Finding why you get that
undefined error (Well, in about 50% of cases 😜), why CI failed, and even throw some API error codes at 5 Whys and it will help you out. Other than that, just use the technique to get yourself started and pick up something more advanced.
There isn't a single technique that would work universally, but here are some that might help you (Yes, 5 Whys is one of them, so skipping it):
- Ishikawa Fishbone diagram
- Current Reality Tree (CRT)
- The 8 Disciplines (8D)
- Correlation Matrix
- Failure Mode and Effects Analysis
Feel free to PR this article with your favourite one.

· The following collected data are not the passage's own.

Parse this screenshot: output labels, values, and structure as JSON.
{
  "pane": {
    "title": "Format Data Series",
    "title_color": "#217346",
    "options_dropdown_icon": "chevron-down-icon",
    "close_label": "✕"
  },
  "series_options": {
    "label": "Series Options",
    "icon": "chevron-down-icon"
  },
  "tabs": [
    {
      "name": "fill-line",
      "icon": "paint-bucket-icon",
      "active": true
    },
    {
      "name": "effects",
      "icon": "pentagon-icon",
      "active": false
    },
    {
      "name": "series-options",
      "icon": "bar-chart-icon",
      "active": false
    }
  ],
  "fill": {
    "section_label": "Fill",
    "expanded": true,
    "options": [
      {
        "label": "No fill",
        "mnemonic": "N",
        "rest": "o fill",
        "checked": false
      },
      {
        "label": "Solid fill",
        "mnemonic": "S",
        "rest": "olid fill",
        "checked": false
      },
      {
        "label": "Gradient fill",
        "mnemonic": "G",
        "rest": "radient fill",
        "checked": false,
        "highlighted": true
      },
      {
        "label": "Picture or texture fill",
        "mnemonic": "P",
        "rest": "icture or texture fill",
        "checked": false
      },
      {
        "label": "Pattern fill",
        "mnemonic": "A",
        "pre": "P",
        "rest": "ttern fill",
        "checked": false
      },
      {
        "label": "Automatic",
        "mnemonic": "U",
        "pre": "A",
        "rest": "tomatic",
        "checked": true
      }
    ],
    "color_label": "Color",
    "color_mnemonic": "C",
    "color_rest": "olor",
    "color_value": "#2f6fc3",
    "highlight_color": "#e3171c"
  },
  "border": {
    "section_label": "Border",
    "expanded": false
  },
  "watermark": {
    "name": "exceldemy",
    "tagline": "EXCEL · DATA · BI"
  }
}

IMO, these misunderstandings stem from our (those working in the software industry) inability to transfer context. Manufacturing is geared towards repeatable, quantifiable, plannable processes. Software development, more often than not, isn't. Applying solutions to the wrong context produces unexpected results.
One thing you can take away from this article is this sassy quote for your internal slack.
Tired: 5 whys is rubbish and 'in complex systems, there is no root cause' Wired: let's expand the RCA docs with more advanced 6-sigma techniques.